The interview’s going great, until you say you are interested in working in the assistant estimator role. Whoops! That’s next week’s interview – today you are meeting about the supervisor role. The interviewer has taken time to prepare for you; you should be equally prepared.

DO: Have questions ready to ask

Prepare at least three questions for the interviewer. Print them out. You may find that your questions are answered during the interview, and if so, consider other questions that will demonstrate your curiosity about and interest in the position. 

DON’T: Answer questions with only a yes or no

Unless it’s a speed round of questions, and you have been specifically asked to give only yes or no answers, give detailed and thoughtful answers to each question from the interviewer. 

DON’T: Give rehearsed or clichéd answers

Candidate: “My biggest weakness is I’m a perfectionist.“

Hiring Manager: Thinks….’third time I’ve heard that this week’
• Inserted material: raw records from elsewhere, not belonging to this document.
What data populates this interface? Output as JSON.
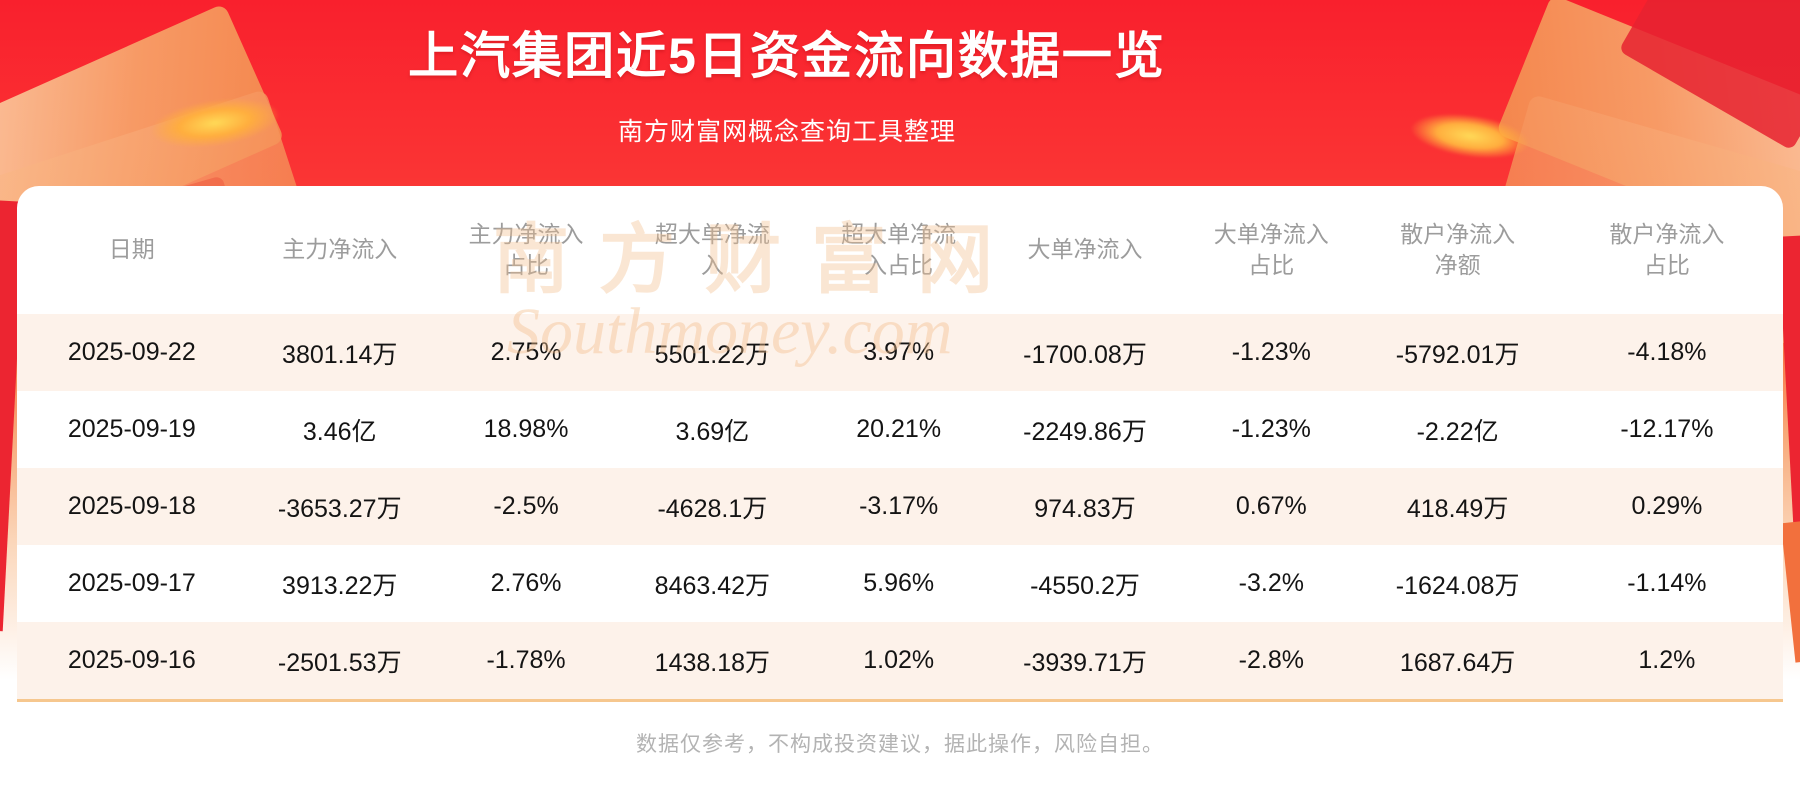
{
  "header": {
    "title": "上汽集团近5日资金流向数据一览",
    "subtitle": "南方财富网概念查询工具整理"
  },
  "chart_data": {
    "type": "table",
    "title": "上汽集团近5日资金流向数据一览",
    "columns": [
      "日期",
      "主力净流入",
      "主力净流入占比",
      "超大单净流入",
      "超大单净流入占比",
      "大单净流入",
      "大单净流入占比",
      "散户净流入净额",
      "散户净流入占比"
    ],
    "rows": [
      [
        "2025-09-22",
        "3801.14万",
        "2.75%",
        "5501.22万",
        "3.97%",
        "-1700.08万",
        "-1.23%",
        "-5792.01万",
        "-4.18%"
      ],
      [
        "2025-09-19",
        "3.46亿",
        "18.98%",
        "3.69亿",
        "20.21%",
        "-2249.86万",
        "-1.23%",
        "-2.22亿",
        "-12.17%"
      ],
      [
        "2025-09-18",
        "-3653.27万",
        "-2.5%",
        "-4628.1万",
        "-3.17%",
        "974.83万",
        "0.67%",
        "418.49万",
        "0.29%"
      ],
      [
        "2025-09-17",
        "3913.22万",
        "2.76%",
        "8463.42万",
        "5.96%",
        "-4550.2万",
        "-3.2%",
        "-1624.08万",
        "-1.14%"
      ],
      [
        "2025-09-16",
        "-2501.53万",
        "-1.78%",
        "1438.18万",
        "1.02%",
        "-3939.71万",
        "-2.8%",
        "1687.64万",
        "1.2%"
      ]
    ],
    "layout": {
      "striped_rows": true,
      "stripe_color": "#fdf2ea",
      "bottom_rule_color": "#f6c78e"
    }
  },
  "watermark": {
    "cn": "南方财富网",
    "en": "Southmoney.com"
  },
  "footer": {
    "disclaimer": "数据仅参考，不构成投资建议，据此操作，风险自担。"
  },
  "colors": {
    "banner_red_top": "#f9202d",
    "banner_orange_mid": "#f7a878",
    "card_bg": "#ffffff",
    "stripe_row": "#fdf2ea",
    "divider_orange": "#f6c78e",
    "column_header_text": "#9c9c9c",
    "cell_text": "#141414",
    "disclaimer_text": "#b3b3b3",
    "title_text": "#ffffff"
  }
}
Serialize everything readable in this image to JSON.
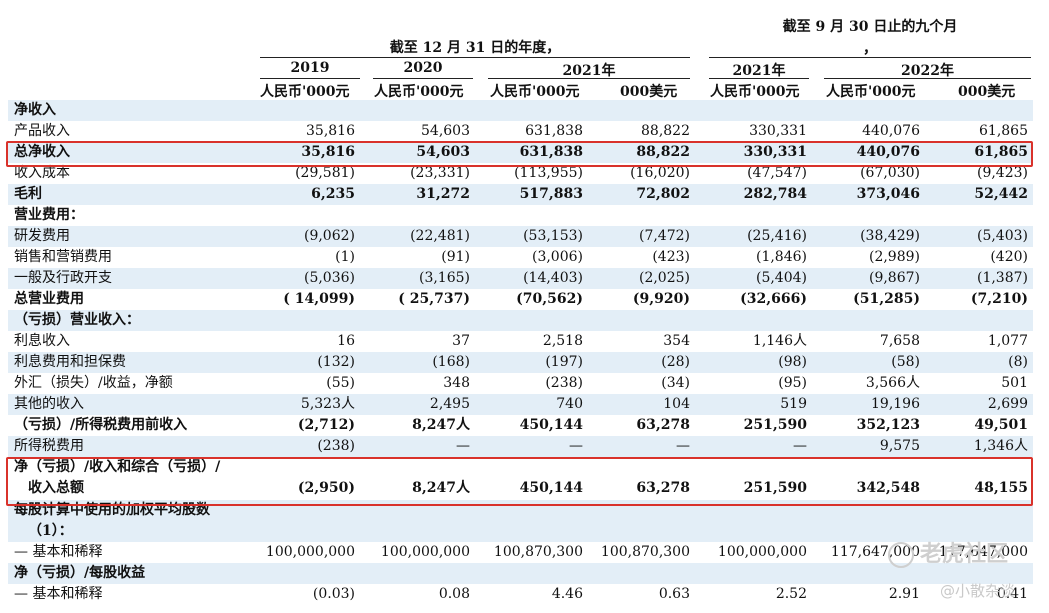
{
  "header": {
    "fy_title": "截至 12 月 31 日的年度，",
    "nine_title": "截至 9 月 30 日止的九个月",
    "nine_comma": "，",
    "years": [
      "2019",
      "2020",
      "2021年",
      "2021年",
      "2022年"
    ],
    "currencies": [
      "人民币'000元",
      "人民币'000元",
      "人民币'000元",
      "000美元",
      "人民币'000元",
      "人民币'000元",
      "000美元"
    ]
  },
  "rows": [
    {
      "label": "净收入",
      "bold": true,
      "values": []
    },
    {
      "label": "产品收入",
      "bold": false,
      "values": [
        "35,816",
        "54,603",
        "631,838",
        "88,822",
        "330,331",
        "440,076",
        "61,865"
      ]
    },
    {
      "label": "总净收入",
      "bold": true,
      "values": [
        "35,816",
        "54,603",
        "631,838",
        "88,822",
        "330,331",
        "440,076",
        "61,865"
      ]
    },
    {
      "label": "收入成本",
      "bold": false,
      "values": [
        "(29,581)",
        "(23,331)",
        "(113,955)",
        "(16,020)",
        "(47,547)",
        "(67,030)",
        "(9,423)"
      ]
    },
    {
      "label": "毛利",
      "bold": true,
      "values": [
        "6,235",
        "31,272",
        "517,883",
        "72,802",
        "282,784",
        "373,046",
        "52,442"
      ]
    },
    {
      "label": "营业费用：",
      "bold": true,
      "values": []
    },
    {
      "label": "研发费用",
      "bold": false,
      "values": [
        "(9,062)",
        "(22,481)",
        "(53,153)",
        "(7,472)",
        "(25,416)",
        "(38,429)",
        "(5,403)"
      ]
    },
    {
      "label": "销售和营销费用",
      "bold": false,
      "values": [
        "(1)",
        "(91)",
        "(3,006)",
        "(423)",
        "(1,846)",
        "(2,989)",
        "(420)"
      ]
    },
    {
      "label": "一般及行政开支",
      "bold": false,
      "values": [
        "(5,036)",
        "(3,165)",
        "(14,403)",
        "(2,025)",
        "(5,404)",
        "(9,867)",
        "(1,387)"
      ]
    },
    {
      "label": "总营业费用",
      "bold": true,
      "values": [
        "( 14,099)",
        "( 25,737)",
        "(70,562)",
        "(9,920)",
        "(32,666)",
        "(51,285)",
        "(7,210)"
      ]
    },
    {
      "label": "（亏损）营业收入：",
      "bold": true,
      "values": []
    },
    {
      "label": "利息收入",
      "bold": false,
      "values": [
        "16",
        "37",
        "2,518",
        "354",
        "1,146人",
        "7,658",
        "1,077"
      ]
    },
    {
      "label": "利息费用和担保费",
      "bold": false,
      "values": [
        "(132)",
        "(168)",
        "(197)",
        "(28)",
        "(98)",
        "(58)",
        "(8)"
      ]
    },
    {
      "label": "外汇（损失）/收益，净额",
      "bold": false,
      "values": [
        "(55)",
        "348",
        "(238)",
        "(34)",
        "(95)",
        "3,566人",
        "501"
      ]
    },
    {
      "label": "其他的收入",
      "bold": false,
      "values": [
        "5,323人",
        "2,495",
        "740",
        "104",
        "519",
        "19,196",
        "2,699"
      ]
    },
    {
      "label": "（亏损）/所得税费用前收入",
      "bold": true,
      "values": [
        "(2,712)",
        "8,247人",
        "450,144",
        "63,278",
        "251,590",
        "352,123",
        "49,501"
      ]
    },
    {
      "label": "所得税费用",
      "bold": false,
      "values": [
        "(238)",
        "—",
        "—",
        "—",
        "—",
        "9,575",
        "1,346人"
      ]
    },
    {
      "label": "净（亏损）/收入和综合（亏损）/",
      "label2": "收入总额",
      "bold": true,
      "values": [
        "(2,950)",
        "8,247人",
        "450,144",
        "63,278",
        "251,590",
        "342,548",
        "48,155"
      ]
    },
    {
      "label": "每股计算中使用的加权平均股数",
      "label2": "（1）：",
      "bold": true,
      "values": []
    },
    {
      "label": "— 基本和稀释",
      "bold": false,
      "values": [
        "100,000,000",
        "100,000,000",
        "100,870,300",
        "100,870,300",
        "100,000,000",
        "117,647,000",
        "117,647,000"
      ]
    },
    {
      "label": "净（亏损）/每股收益",
      "bold": true,
      "values": []
    },
    {
      "label": "— 基本和稀释",
      "bold": false,
      "values": [
        "(0.03)",
        "0.08",
        "4.46",
        "0.63",
        "2.52",
        "2.91",
        "0.41"
      ]
    }
  ],
  "watermark": {
    "brand": "老虎社区",
    "author": "@小散杂谈"
  },
  "colors": {
    "highlight": "#d9322b",
    "shade": "#e3eef7"
  }
}
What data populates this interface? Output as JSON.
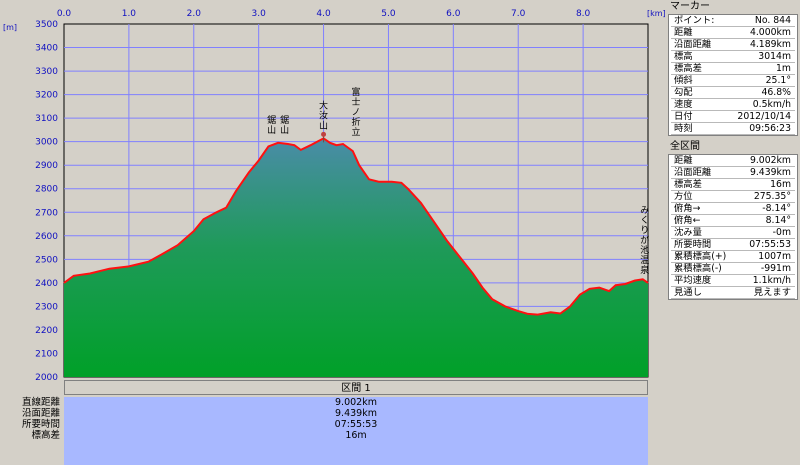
{
  "chart_data": {
    "type": "area",
    "x_unit": "[km]",
    "y_unit": "[m]",
    "xlim": [
      0,
      9.0
    ],
    "ylim": [
      2000,
      3500
    ],
    "x_ticks": [
      "0.0",
      "1.0",
      "2.0",
      "3.0",
      "4.0",
      "5.0",
      "6.0",
      "7.0",
      "8.0"
    ],
    "y_ticks": [
      "2000",
      "2100",
      "2200",
      "2300",
      "2400",
      "2500",
      "2600",
      "2700",
      "2800",
      "2900",
      "3000",
      "3100",
      "3200",
      "3300",
      "3400",
      "3500"
    ],
    "grid": true,
    "marker_x": 4.0,
    "profile": [
      [
        0.0,
        2400
      ],
      [
        0.15,
        2430
      ],
      [
        0.4,
        2440
      ],
      [
        0.7,
        2460
      ],
      [
        1.0,
        2470
      ],
      [
        1.3,
        2490
      ],
      [
        1.5,
        2520
      ],
      [
        1.75,
        2560
      ],
      [
        2.0,
        2620
      ],
      [
        2.15,
        2670
      ],
      [
        2.35,
        2700
      ],
      [
        2.5,
        2720
      ],
      [
        2.65,
        2790
      ],
      [
        2.85,
        2870
      ],
      [
        3.0,
        2920
      ],
      [
        3.15,
        2980
      ],
      [
        3.3,
        2995
      ],
      [
        3.45,
        2990
      ],
      [
        3.55,
        2985
      ],
      [
        3.65,
        2965
      ],
      [
        3.8,
        2985
      ],
      [
        3.9,
        3000
      ],
      [
        4.0,
        3014
      ],
      [
        4.1,
        2995
      ],
      [
        4.2,
        2985
      ],
      [
        4.3,
        2990
      ],
      [
        4.45,
        2960
      ],
      [
        4.55,
        2900
      ],
      [
        4.7,
        2840
      ],
      [
        4.85,
        2830
      ],
      [
        5.05,
        2830
      ],
      [
        5.2,
        2825
      ],
      [
        5.3,
        2800
      ],
      [
        5.5,
        2740
      ],
      [
        5.7,
        2660
      ],
      [
        5.9,
        2580
      ],
      [
        6.1,
        2510
      ],
      [
        6.3,
        2440
      ],
      [
        6.45,
        2380
      ],
      [
        6.6,
        2330
      ],
      [
        6.8,
        2300
      ],
      [
        7.0,
        2280
      ],
      [
        7.15,
        2268
      ],
      [
        7.3,
        2265
      ],
      [
        7.5,
        2275
      ],
      [
        7.65,
        2270
      ],
      [
        7.8,
        2300
      ],
      [
        7.95,
        2350
      ],
      [
        8.1,
        2375
      ],
      [
        8.25,
        2380
      ],
      [
        8.4,
        2365
      ],
      [
        8.5,
        2390
      ],
      [
        8.65,
        2395
      ],
      [
        8.8,
        2410
      ],
      [
        8.92,
        2415
      ],
      [
        9.0,
        2400
      ]
    ],
    "annotations": [
      {
        "x": 3.2,
        "y": 2995,
        "label": "鋸山"
      },
      {
        "x": 3.4,
        "y": 2995,
        "label": "鋸山"
      },
      {
        "x": 4.0,
        "y": 3014,
        "label": "大汝山"
      },
      {
        "x": 4.5,
        "y": 2985,
        "label": "富士ノ折立"
      },
      {
        "x": 8.95,
        "y": 2400,
        "label": "みくりが池温泉"
      }
    ],
    "colors": {
      "plot_bg": "#d4d0c8",
      "grid": "#8080ff",
      "area_bottom": "#00a028",
      "area_top": "#4a8ca8",
      "line": "#ff1010"
    }
  },
  "marker_panel": {
    "title": "マーカー",
    "rows": [
      {
        "k": "ポイント:",
        "v": "No. 844"
      },
      {
        "k": "距離",
        "v": "4.000km"
      },
      {
        "k": "沿面距離",
        "v": "4.189km"
      },
      {
        "k": "標高",
        "v": "3014m"
      },
      {
        "k": "標高差",
        "v": "1m"
      },
      {
        "k": "傾斜",
        "v": "25.1°"
      },
      {
        "k": "勾配",
        "v": "46.8%"
      },
      {
        "k": "速度",
        "v": "0.5km/h"
      },
      {
        "k": "日付",
        "v": "2012/10/14"
      },
      {
        "k": "時刻",
        "v": "09:56:23"
      }
    ]
  },
  "section_panel": {
    "title": "全区間",
    "rows": [
      {
        "k": "距離",
        "v": "9.002km"
      },
      {
        "k": "沿面距離",
        "v": "9.439km"
      },
      {
        "k": "標高差",
        "v": "16m"
      },
      {
        "k": "方位",
        "v": "275.35°"
      },
      {
        "k": "俯角→",
        "v": "-8.14°"
      },
      {
        "k": "俯角←",
        "v": "8.14°"
      },
      {
        "k": "沈み量",
        "v": "-0m"
      },
      {
        "k": "所要時間",
        "v": "07:55:53"
      },
      {
        "k": "累積標高(+)",
        "v": "1007m"
      },
      {
        "k": "累積標高(-)",
        "v": "-991m"
      },
      {
        "k": "平均速度",
        "v": "1.1km/h"
      },
      {
        "k": "見通し",
        "v": "見えます"
      }
    ]
  },
  "bottom_table": {
    "header": "区間 1",
    "rows": [
      {
        "label": "直線距離",
        "value": "9.002km"
      },
      {
        "label": "沿面距離",
        "value": "9.439km"
      },
      {
        "label": "所要時間",
        "value": "07:55:53"
      },
      {
        "label": "標高差",
        "value": "16m"
      }
    ]
  }
}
A worse response – saying you have no weaknesses.  And yes, interviewers do hear that more than you think. 

DO: Send thank you note via postal or email within a week

Always, always send a thank you. Email is ok, but written notes have more impact. Make a note of who you’ve talked with (in person or via email), and who you’ve met with during your visit. Save emails and business cards to ensure you have the correct contact information.

Armed with these tips, you can be more fully prepared for your job or internship interview.

One final tip:  don’t forget to be honest, be positive, and be yourself.